When the Confederates, now reinforced by Johnston, broke through the Union line the result was a retreat by McDowell, which soon turned into a disorganised rout, with roads blocked by overturned waggons and the carriages of fleeing civilians who had come out from Washington to watch what they expected would be a great victory. Jefferson Davis arrived by train and urged a pursuit of the beaten Northerners, and Jackson said: ‘give me 5,000 fresh men and I’ll be in Washington tomorrow’, but there were no fresh men nor the ability to organise a pursuit quickly enough for it to be effective. The South trumpeted Manassas as a great victory, whereas in truth they had avoided defeat. Although the opposing forces were about equal in overall numbers, Beauregard and Johnston had been able to engage more men actually in the battle than had McDowell. Casualties were about the same – 400 or so killed and 1,200 wounded on each side, although the Confederates took around 1,200 Union prisoners of war. Both sides drew lessons from the battle: in the north it stiffened resolve to intensify the war, while in the South the public at least, if not the generals or the president, were now convinced that despite the disparity in population, they could beat the North.
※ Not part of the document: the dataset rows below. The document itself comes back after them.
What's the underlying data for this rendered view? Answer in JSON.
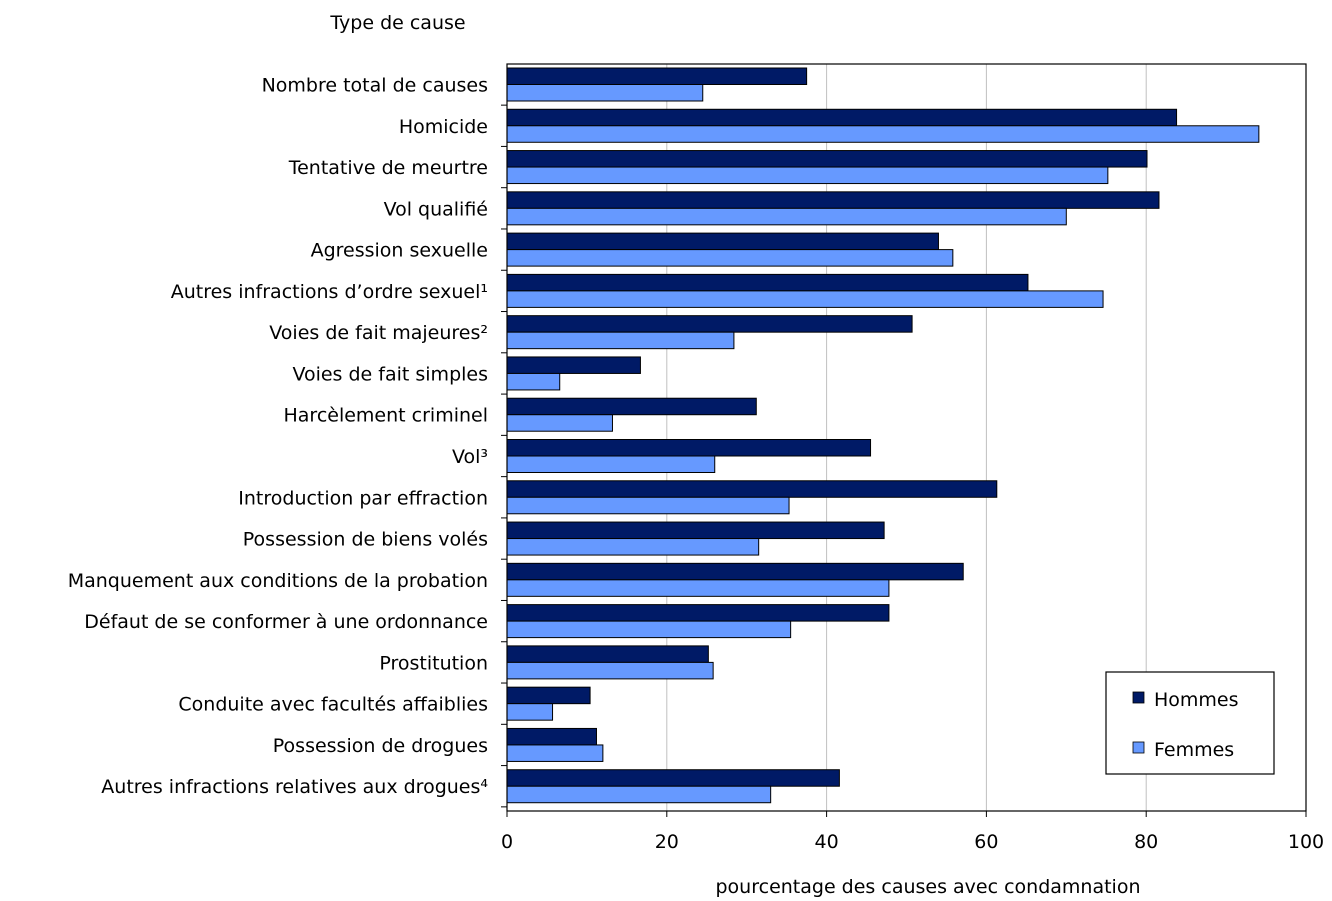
{
  "chart_data": {
    "type": "bar",
    "orientation": "horizontal",
    "title": "",
    "ylabel": "Type de cause",
    "xlabel": "pourcentage des causes avec condamnation",
    "xlim": [
      0,
      100
    ],
    "xticks": [
      0,
      20,
      40,
      60,
      80,
      100
    ],
    "grid": true,
    "legend_position": "bottom-right",
    "categories": [
      "Nombre total de causes",
      "Homicide",
      "Tentative de meurtre",
      "Vol qualifié",
      "Agression sexuelle",
      "Autres infractions d’ordre sexuel¹",
      "Voies de fait majeures²",
      "Voies de fait simples",
      "Harcèlement criminel",
      "Vol³",
      "Introduction par effraction",
      "Possession de biens volés",
      "Manquement aux conditions de la probation",
      "Défaut de se conformer à une ordonnance",
      "Prostitution",
      "Conduite avec facultés affaiblies",
      "Possession de drogues",
      "Autres infractions relatives aux drogues⁴"
    ],
    "series": [
      {
        "name": "Hommes",
        "color": "#001a66",
        "values": [
          37.5,
          83.8,
          80.1,
          81.6,
          54.0,
          65.2,
          50.7,
          16.7,
          31.2,
          45.5,
          61.3,
          47.2,
          57.1,
          47.8,
          25.2,
          10.4,
          11.2,
          41.6
        ]
      },
      {
        "name": "Femmes",
        "color": "#6699ff",
        "values": [
          24.5,
          94.1,
          75.2,
          70.0,
          55.8,
          74.6,
          28.4,
          6.6,
          13.2,
          26.0,
          35.3,
          31.5,
          47.8,
          35.5,
          25.8,
          5.7,
          12.0,
          33.0
        ]
      }
    ]
  }
}
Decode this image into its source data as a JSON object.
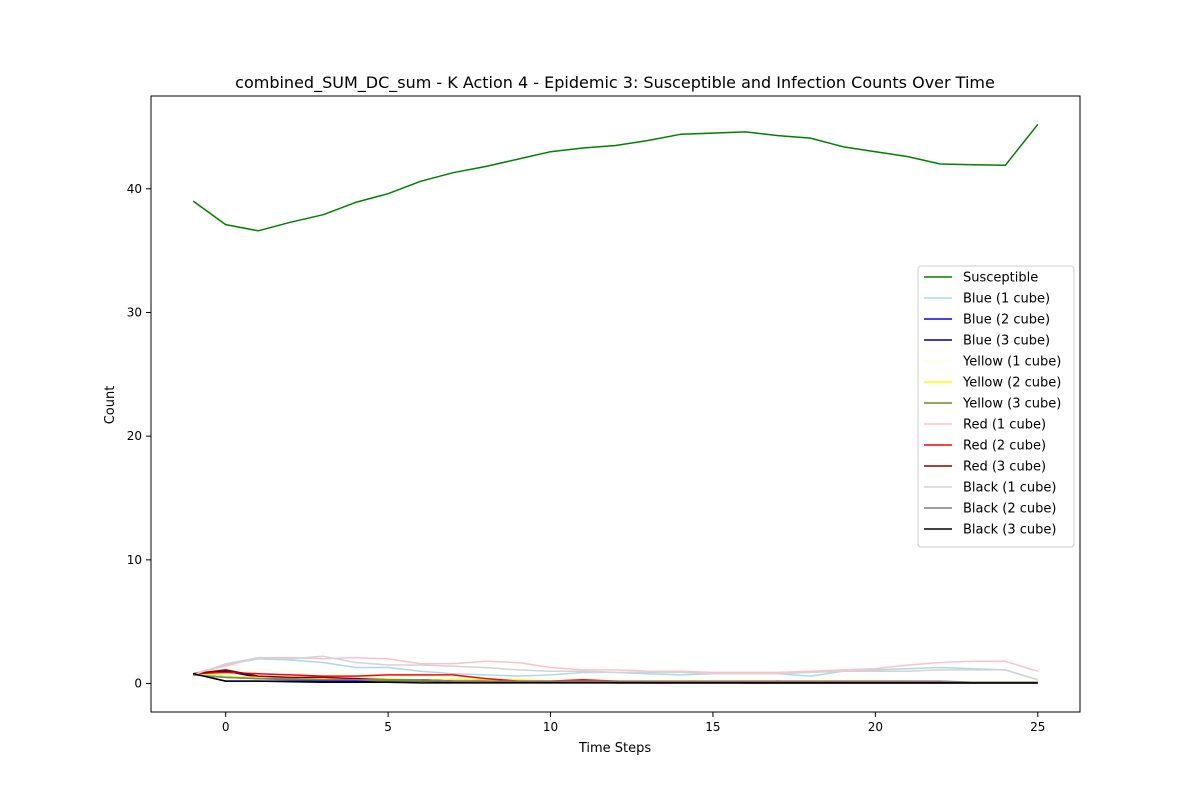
{
  "chart_data": {
    "type": "line",
    "title": "combined_SUM_DC_sum - K Action 4 - Epidemic 3: Susceptible and Infection Counts Over Time",
    "xlabel": "Time Steps",
    "ylabel": "Count",
    "xlim": [
      -2.3,
      26.3
    ],
    "ylim": [
      -2.3,
      47.5
    ],
    "xticks": [
      0,
      5,
      10,
      15,
      20,
      25
    ],
    "yticks": [
      0,
      10,
      20,
      30,
      40
    ],
    "grid": false,
    "legend_position": "center-right",
    "x": [
      -1,
      0,
      1,
      2,
      3,
      4,
      5,
      6,
      7,
      8,
      9,
      10,
      11,
      12,
      13,
      14,
      15,
      16,
      17,
      18,
      19,
      20,
      21,
      22,
      23,
      24,
      25
    ],
    "series": [
      {
        "name": "Susceptible",
        "color": "#008000",
        "values": [
          39.0,
          37.1,
          36.6,
          37.3,
          37.9,
          38.9,
          39.6,
          40.6,
          41.3,
          41.8,
          42.4,
          43.0,
          43.3,
          43.5,
          43.9,
          44.4,
          44.5,
          44.6,
          44.3,
          44.1,
          43.4,
          43.0,
          42.6,
          42.0,
          41.95,
          41.9,
          45.2
        ]
      },
      {
        "name": "Blue (1 cube)",
        "color": "#add8e6",
        "values": [
          0.8,
          1.5,
          2.0,
          1.9,
          1.7,
          1.3,
          1.3,
          1.0,
          0.8,
          0.7,
          0.6,
          0.7,
          0.9,
          0.9,
          0.8,
          0.7,
          0.8,
          0.8,
          0.8,
          0.6,
          1.0,
          1.1,
          1.2,
          1.3,
          1.2,
          1.1,
          0.3
        ]
      },
      {
        "name": "Blue (2 cube)",
        "color": "#0000ff",
        "values": [
          0.8,
          0.2,
          0.2,
          0.2,
          0.2,
          0.2,
          0.2,
          0.2,
          0.1,
          0.1,
          0.1,
          0.1,
          0.1,
          0.1,
          0.1,
          0.1,
          0.1,
          0.05,
          0.05,
          0.05,
          0.05,
          0.05,
          0.05,
          0.05,
          0.05,
          0.05,
          0.05
        ]
      },
      {
        "name": "Blue (3 cube)",
        "color": "#00008b",
        "values": [
          0.8,
          1.0,
          0.5,
          0.4,
          0.3,
          0.3,
          0.2,
          0.2,
          0.1,
          0.1,
          0.1,
          0.1,
          0.1,
          0.05,
          0.05,
          0.05,
          0.05,
          0.05,
          0.05,
          0.05,
          0.05,
          0.05,
          0.05,
          0.05,
          0.05,
          0.05,
          0.05
        ]
      },
      {
        "name": "Yellow (1 cube)",
        "color": "#ffffe0",
        "values": [
          0.7,
          1.2,
          1.1,
          1.0,
          0.9,
          0.8,
          0.7,
          0.6,
          0.5,
          0.5,
          0.4,
          0.4,
          0.4,
          0.3,
          0.3,
          0.3,
          0.3,
          0.3,
          0.3,
          0.3,
          0.3,
          0.3,
          0.2,
          0.2,
          0.2,
          0.2,
          0.2
        ]
      },
      {
        "name": "Yellow (2 cube)",
        "color": "#ffff00",
        "values": [
          0.8,
          0.6,
          0.5,
          0.5,
          0.4,
          0.4,
          0.4,
          0.3,
          0.3,
          0.3,
          0.3,
          0.2,
          0.2,
          0.2,
          0.2,
          0.2,
          0.2,
          0.2,
          0.2,
          0.2,
          0.2,
          0.2,
          0.2,
          0.1,
          0.1,
          0.1,
          0.1
        ]
      },
      {
        "name": "Yellow (3 cube)",
        "color": "#6b8e23",
        "values": [
          0.7,
          0.5,
          0.4,
          0.3,
          0.3,
          0.3,
          0.2,
          0.2,
          0.2,
          0.1,
          0.1,
          0.1,
          0.1,
          0.1,
          0.1,
          0.1,
          0.1,
          0.1,
          0.1,
          0.1,
          0.1,
          0.1,
          0.1,
          0.05,
          0.05,
          0.05,
          0.05
        ]
      },
      {
        "name": "Red (1 cube)",
        "color": "#ffc0cb",
        "values": [
          0.8,
          1.4,
          2.1,
          2.1,
          2.0,
          2.1,
          2.0,
          1.6,
          1.6,
          1.8,
          1.7,
          1.3,
          1.1,
          1.1,
          1.0,
          1.0,
          0.9,
          0.9,
          0.9,
          1.0,
          1.1,
          1.2,
          1.5,
          1.7,
          1.8,
          1.8,
          1.0
        ]
      },
      {
        "name": "Red (2 cube)",
        "color": "#ff0000",
        "values": [
          0.8,
          0.9,
          0.8,
          0.7,
          0.6,
          0.6,
          0.7,
          0.7,
          0.7,
          0.4,
          0.2,
          0.2,
          0.3,
          0.2,
          0.1,
          0.1,
          0.1,
          0.1,
          0.2,
          0.1,
          0.1,
          0.1,
          0.1,
          0.1,
          0.1,
          0.1,
          0.1
        ]
      },
      {
        "name": "Red (3 cube)",
        "color": "#8b0000",
        "values": [
          0.8,
          1.1,
          0.6,
          0.5,
          0.5,
          0.4,
          0.3,
          0.3,
          0.2,
          0.2,
          0.1,
          0.1,
          0.1,
          0.1,
          0.05,
          0.05,
          0.05,
          0.05,
          0.05,
          0.05,
          0.05,
          0.05,
          0.05,
          0.05,
          0.05,
          0.05,
          0.05
        ]
      },
      {
        "name": "Black (1 cube)",
        "color": "#d3d3d3",
        "values": [
          0.7,
          1.6,
          2.1,
          2.0,
          2.2,
          1.7,
          1.5,
          1.5,
          1.4,
          1.3,
          1.1,
          1.0,
          1.0,
          0.9,
          0.9,
          0.9,
          0.8,
          0.8,
          0.8,
          0.9,
          1.0,
          1.0,
          1.0,
          1.1,
          1.1,
          1.1,
          0.3
        ]
      },
      {
        "name": "Black (2 cube)",
        "color": "#808080",
        "values": [
          0.7,
          0.5,
          0.4,
          0.4,
          0.3,
          0.3,
          0.3,
          0.3,
          0.2,
          0.2,
          0.2,
          0.2,
          0.2,
          0.2,
          0.2,
          0.2,
          0.2,
          0.2,
          0.2,
          0.2,
          0.2,
          0.2,
          0.2,
          0.2,
          0.1,
          0.1,
          0.1
        ]
      },
      {
        "name": "Black (3 cube)",
        "color": "#000000",
        "values": [
          0.8,
          0.2,
          0.2,
          0.15,
          0.1,
          0.1,
          0.1,
          0.05,
          0.05,
          0.05,
          0.05,
          0.05,
          0.05,
          0.05,
          0.05,
          0.05,
          0.05,
          0.05,
          0.05,
          0.05,
          0.05,
          0.05,
          0.05,
          0.05,
          0.05,
          0.05,
          0.05
        ]
      }
    ]
  }
}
[*] The state government of Kentucky prevaricated, declaring itself neutral, but was eventually to join the Union.
[†] The US Army did not promote above the substantive rank of Major General, so Scott’s acting rank gave him seniority above the other major generals but would not improve his pension, which would be paid at the rate for his substantive rank – major general.
[‡] In the USA a son who has the same Christian name as his father tacks ‘junior’ – ‘Jr’ onto his name. When papa dies the Jr is dropped.
Many of the forts in the pre- and early war period were in fact practically unmanned and if I remember correctly Fort Sumter was only one of several forts around Charleston Harbor. What Anderson did was to gather up all of the available manpower and concentrate in Fort Sumter as being the most defensible - a movement possible in the confusions that surrounded this quiet tense moment before actual war erupted.
Nice, succinct description of the early days of the War Between the States. One quibble: did you reverse the names of the armies? Wasn’t the Army of the Potomac the name of McDowell’s force? It certainly was the name for the Union Army later in the War? Union armies were always named after rivers.